A while back I attended some live seminars at the local Charles Schwab office. The broker said it is always the same: market goes down, people come into the office wanting to get more defensive. Market goes up, almost everyone wants to be more aggressive.
A recent article by Howard Gold at Marketwatch (link) echoes this. The article also cites this:
Extensive research using data from millions of trading accounts found that 99% — that's no typo — of active traders lost money ...
This isn't to say that a top is imminent. There continue to be cries of wolf, telling people to prepare for a 1929 style crash (link2).
Readers can see that my trading activity has increased. Am I what the study says is an "active trader?" Hmmm. Sometimes less is more.
As always for the average person that doesn't thrive on learning about the markets and trading, some kind of exchange traded fund or mutual fund strategy is what will work out best. The Vanguard forum (aka Boglehead forum) on the sidebar (link3) is where those folks hang out. The philosophy is simple: live under your means, save a lot, set an age and risk appropriate asset allocation, stick with it.

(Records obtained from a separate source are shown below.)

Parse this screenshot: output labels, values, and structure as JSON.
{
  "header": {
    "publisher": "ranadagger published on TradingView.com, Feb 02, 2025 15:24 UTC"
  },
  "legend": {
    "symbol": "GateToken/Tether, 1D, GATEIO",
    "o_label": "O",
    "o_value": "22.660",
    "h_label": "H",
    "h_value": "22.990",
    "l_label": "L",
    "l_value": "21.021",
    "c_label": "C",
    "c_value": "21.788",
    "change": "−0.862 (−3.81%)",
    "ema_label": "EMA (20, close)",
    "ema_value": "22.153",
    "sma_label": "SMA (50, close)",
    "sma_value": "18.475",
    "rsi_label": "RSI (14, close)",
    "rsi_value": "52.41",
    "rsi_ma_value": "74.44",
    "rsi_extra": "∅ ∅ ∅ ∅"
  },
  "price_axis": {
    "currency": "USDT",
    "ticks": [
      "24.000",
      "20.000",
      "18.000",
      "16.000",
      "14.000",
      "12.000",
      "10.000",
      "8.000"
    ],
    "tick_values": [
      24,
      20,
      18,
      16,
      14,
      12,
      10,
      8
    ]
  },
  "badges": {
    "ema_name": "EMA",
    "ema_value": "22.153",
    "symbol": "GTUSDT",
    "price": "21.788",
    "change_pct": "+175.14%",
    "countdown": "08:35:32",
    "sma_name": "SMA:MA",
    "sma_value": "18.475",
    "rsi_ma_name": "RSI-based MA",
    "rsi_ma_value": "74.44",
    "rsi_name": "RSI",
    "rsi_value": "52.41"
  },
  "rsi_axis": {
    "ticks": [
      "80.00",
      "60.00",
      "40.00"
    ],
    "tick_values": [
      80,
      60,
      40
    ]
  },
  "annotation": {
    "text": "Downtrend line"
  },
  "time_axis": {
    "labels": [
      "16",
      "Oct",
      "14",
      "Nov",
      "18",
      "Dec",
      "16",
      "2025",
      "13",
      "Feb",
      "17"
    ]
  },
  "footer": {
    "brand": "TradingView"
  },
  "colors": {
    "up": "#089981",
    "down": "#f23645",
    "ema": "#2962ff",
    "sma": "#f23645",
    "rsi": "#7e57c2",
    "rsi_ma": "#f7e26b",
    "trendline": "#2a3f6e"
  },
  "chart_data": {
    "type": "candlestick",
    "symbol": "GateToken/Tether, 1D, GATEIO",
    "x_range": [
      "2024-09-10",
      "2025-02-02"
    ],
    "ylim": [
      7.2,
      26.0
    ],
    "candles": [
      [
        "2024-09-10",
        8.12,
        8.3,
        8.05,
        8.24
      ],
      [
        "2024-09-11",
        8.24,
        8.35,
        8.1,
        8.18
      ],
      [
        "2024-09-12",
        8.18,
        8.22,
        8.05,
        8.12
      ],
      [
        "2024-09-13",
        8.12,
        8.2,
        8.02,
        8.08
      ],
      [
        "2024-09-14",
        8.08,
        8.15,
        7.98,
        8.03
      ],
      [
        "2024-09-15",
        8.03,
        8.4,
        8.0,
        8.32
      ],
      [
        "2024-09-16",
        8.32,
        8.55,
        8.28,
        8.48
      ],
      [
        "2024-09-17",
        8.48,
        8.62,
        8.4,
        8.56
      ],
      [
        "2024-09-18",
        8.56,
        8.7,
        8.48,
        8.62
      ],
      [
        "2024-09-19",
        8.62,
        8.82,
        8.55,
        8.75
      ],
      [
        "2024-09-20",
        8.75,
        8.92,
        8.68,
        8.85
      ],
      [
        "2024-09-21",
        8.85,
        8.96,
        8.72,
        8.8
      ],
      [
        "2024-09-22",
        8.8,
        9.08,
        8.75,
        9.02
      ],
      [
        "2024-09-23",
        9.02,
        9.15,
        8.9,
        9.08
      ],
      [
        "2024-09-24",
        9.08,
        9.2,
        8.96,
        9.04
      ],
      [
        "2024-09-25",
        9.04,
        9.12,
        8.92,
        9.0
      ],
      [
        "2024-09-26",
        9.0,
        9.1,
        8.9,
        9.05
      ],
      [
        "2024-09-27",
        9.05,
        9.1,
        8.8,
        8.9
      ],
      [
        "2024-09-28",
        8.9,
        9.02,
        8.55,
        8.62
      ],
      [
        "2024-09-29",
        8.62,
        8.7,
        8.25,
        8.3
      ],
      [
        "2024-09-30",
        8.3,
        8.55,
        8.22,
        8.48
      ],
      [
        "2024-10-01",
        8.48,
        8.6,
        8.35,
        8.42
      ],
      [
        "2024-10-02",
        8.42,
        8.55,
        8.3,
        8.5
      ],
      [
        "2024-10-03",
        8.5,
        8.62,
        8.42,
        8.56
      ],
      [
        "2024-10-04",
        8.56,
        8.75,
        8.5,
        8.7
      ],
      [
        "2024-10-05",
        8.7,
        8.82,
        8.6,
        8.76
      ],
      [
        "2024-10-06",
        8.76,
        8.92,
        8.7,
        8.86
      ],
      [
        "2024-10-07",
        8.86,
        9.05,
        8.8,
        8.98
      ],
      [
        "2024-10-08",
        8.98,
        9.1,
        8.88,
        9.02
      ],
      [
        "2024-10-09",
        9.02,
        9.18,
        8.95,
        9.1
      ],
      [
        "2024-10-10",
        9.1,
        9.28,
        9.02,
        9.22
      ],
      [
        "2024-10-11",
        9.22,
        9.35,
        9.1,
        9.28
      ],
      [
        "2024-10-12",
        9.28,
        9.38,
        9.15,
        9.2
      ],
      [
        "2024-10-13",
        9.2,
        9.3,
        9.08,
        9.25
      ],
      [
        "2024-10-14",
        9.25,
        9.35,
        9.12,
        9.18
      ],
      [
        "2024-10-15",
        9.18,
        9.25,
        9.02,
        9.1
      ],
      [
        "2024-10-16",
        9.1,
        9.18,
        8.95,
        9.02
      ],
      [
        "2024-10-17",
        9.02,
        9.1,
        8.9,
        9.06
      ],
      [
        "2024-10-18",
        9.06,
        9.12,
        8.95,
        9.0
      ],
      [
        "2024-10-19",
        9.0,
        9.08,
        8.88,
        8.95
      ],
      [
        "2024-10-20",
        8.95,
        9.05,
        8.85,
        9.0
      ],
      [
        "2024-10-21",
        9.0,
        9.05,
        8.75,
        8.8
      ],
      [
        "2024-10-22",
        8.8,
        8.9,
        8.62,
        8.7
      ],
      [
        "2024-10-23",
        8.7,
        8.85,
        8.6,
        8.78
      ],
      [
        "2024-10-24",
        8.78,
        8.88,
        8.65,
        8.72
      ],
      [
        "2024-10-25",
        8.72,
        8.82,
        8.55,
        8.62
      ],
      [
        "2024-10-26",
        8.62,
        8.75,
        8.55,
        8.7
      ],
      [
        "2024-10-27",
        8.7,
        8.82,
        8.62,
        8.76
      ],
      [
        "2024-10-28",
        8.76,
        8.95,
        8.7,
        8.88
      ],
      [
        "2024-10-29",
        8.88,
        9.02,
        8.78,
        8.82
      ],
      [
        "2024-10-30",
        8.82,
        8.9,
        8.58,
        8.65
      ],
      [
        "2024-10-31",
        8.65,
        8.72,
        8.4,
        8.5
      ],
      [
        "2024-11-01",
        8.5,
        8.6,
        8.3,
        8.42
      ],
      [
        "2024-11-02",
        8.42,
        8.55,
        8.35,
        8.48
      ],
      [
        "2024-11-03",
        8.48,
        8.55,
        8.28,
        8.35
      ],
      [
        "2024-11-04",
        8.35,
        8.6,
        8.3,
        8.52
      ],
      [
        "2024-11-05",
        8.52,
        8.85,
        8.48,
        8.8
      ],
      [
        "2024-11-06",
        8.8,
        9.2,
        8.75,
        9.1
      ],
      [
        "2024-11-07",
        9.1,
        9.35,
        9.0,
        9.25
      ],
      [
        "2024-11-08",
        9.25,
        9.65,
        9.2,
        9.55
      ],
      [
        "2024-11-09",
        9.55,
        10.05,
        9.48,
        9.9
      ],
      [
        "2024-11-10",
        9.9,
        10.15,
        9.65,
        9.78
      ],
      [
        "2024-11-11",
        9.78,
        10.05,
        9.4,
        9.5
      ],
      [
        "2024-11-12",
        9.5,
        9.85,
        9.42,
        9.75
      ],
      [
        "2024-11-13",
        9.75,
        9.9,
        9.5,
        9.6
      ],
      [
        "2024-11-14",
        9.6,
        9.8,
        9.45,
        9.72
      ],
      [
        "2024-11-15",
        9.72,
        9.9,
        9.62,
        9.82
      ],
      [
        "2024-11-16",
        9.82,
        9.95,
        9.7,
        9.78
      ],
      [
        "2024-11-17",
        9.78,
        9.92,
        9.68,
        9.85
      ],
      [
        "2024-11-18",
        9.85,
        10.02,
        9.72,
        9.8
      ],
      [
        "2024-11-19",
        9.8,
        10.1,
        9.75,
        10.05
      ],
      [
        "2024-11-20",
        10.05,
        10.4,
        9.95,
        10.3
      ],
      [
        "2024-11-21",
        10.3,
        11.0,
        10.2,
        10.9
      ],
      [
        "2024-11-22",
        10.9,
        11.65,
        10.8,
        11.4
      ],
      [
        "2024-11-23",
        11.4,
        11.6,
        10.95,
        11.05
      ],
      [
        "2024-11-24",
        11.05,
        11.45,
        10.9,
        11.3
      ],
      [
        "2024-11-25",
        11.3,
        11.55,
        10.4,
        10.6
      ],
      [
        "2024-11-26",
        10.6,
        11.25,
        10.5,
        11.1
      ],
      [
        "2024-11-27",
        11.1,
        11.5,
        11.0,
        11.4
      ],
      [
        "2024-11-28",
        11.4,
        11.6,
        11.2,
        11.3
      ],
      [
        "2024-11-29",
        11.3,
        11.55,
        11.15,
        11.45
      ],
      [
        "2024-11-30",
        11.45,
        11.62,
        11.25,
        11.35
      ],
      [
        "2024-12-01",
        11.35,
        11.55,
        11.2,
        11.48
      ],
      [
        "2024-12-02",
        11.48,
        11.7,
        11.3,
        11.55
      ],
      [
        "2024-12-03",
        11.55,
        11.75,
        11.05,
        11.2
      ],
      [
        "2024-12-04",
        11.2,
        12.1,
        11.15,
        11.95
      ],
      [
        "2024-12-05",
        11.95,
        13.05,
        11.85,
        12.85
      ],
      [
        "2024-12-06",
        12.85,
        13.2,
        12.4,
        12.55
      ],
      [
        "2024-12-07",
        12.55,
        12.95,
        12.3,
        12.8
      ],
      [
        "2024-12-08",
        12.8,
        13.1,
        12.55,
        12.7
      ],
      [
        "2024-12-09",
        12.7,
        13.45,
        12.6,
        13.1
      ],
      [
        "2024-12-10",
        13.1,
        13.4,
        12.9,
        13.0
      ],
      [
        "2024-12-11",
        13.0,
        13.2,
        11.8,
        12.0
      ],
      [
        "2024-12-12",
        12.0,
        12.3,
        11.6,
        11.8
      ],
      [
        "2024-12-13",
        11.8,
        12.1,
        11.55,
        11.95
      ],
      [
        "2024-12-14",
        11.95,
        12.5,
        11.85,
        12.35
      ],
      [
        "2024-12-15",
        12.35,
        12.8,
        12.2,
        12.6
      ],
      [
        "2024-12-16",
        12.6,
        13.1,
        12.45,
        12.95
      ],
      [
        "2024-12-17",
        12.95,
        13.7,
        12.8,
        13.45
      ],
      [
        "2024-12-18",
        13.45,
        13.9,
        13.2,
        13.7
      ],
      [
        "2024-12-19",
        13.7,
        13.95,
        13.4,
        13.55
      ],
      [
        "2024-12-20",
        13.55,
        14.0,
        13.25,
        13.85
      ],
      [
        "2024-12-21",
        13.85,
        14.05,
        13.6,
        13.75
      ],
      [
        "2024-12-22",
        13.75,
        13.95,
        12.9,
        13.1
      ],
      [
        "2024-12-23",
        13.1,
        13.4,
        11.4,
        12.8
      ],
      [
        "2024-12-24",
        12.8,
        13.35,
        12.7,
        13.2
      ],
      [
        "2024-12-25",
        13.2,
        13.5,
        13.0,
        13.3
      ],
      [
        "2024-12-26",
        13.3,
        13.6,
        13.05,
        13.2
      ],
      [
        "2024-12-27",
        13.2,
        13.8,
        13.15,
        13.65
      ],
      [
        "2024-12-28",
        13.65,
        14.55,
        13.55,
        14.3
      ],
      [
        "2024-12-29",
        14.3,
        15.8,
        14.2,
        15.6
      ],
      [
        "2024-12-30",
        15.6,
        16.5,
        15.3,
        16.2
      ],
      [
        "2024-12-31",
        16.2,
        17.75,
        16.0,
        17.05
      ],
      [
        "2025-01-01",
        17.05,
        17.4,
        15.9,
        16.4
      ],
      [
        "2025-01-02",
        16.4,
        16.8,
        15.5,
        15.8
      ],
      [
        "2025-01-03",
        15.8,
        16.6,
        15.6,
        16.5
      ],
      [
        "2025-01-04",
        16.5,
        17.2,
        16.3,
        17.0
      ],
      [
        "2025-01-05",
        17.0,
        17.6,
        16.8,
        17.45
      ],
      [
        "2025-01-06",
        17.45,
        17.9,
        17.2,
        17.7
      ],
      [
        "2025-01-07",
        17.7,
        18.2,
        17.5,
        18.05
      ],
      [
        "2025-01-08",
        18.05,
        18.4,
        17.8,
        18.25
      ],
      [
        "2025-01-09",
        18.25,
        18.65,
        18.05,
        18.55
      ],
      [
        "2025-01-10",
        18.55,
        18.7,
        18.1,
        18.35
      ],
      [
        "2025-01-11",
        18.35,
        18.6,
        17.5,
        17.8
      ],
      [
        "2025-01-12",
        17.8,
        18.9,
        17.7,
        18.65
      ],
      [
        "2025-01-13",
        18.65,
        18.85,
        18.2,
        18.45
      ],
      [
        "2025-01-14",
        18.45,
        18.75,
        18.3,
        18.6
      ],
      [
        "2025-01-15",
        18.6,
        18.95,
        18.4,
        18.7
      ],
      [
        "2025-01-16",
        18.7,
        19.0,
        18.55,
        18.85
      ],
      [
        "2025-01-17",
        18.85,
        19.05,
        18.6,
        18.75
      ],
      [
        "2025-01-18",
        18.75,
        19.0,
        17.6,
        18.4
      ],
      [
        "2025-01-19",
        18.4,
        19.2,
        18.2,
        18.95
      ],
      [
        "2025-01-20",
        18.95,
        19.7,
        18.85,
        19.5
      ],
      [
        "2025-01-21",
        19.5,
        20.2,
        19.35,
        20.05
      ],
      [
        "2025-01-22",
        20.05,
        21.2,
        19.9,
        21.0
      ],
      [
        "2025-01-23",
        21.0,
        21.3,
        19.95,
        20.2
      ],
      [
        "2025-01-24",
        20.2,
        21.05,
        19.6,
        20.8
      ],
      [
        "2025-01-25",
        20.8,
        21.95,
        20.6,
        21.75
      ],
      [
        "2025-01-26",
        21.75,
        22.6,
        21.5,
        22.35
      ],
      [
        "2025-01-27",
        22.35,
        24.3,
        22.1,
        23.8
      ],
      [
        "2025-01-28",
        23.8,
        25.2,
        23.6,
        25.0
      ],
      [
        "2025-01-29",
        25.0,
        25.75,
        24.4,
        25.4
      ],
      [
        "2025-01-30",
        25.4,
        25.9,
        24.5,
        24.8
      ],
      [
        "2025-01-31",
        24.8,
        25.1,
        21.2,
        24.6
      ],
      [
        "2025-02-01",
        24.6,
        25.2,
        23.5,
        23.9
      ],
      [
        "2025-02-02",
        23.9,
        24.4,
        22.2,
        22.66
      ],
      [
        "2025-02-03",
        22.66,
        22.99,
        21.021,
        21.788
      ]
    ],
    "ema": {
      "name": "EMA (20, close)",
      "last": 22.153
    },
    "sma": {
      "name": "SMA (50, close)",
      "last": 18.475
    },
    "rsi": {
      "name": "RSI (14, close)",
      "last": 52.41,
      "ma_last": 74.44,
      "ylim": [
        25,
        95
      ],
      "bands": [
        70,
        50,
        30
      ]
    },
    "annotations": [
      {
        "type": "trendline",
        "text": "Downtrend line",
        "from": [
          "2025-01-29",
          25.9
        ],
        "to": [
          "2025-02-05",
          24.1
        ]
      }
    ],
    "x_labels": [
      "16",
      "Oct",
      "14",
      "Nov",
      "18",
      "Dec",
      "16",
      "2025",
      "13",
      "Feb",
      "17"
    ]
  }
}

Buy, hold, rebalance, means a person is always buying low, selling high. However, they never go all in, or all out, just modest small changes. Again, for average folks this is the best road. For folks that have no idea what asset allocation, 50/50 isn't the worst idea, 50% total stock market, 50% total bond market. Those with a bent towards precious metals perhaps 50/40/5, with 5% in physical gold.
Keep in mind, that the Bogleheads advocate a cash reserve of about six months in living expenses for minor emergencies (car breaking down, new roof for house, dental work, the list is long). For middle class people ramping up, that cash will skew the allocation for more like 40/40/20, 20% cash (40% in stocks and bonds).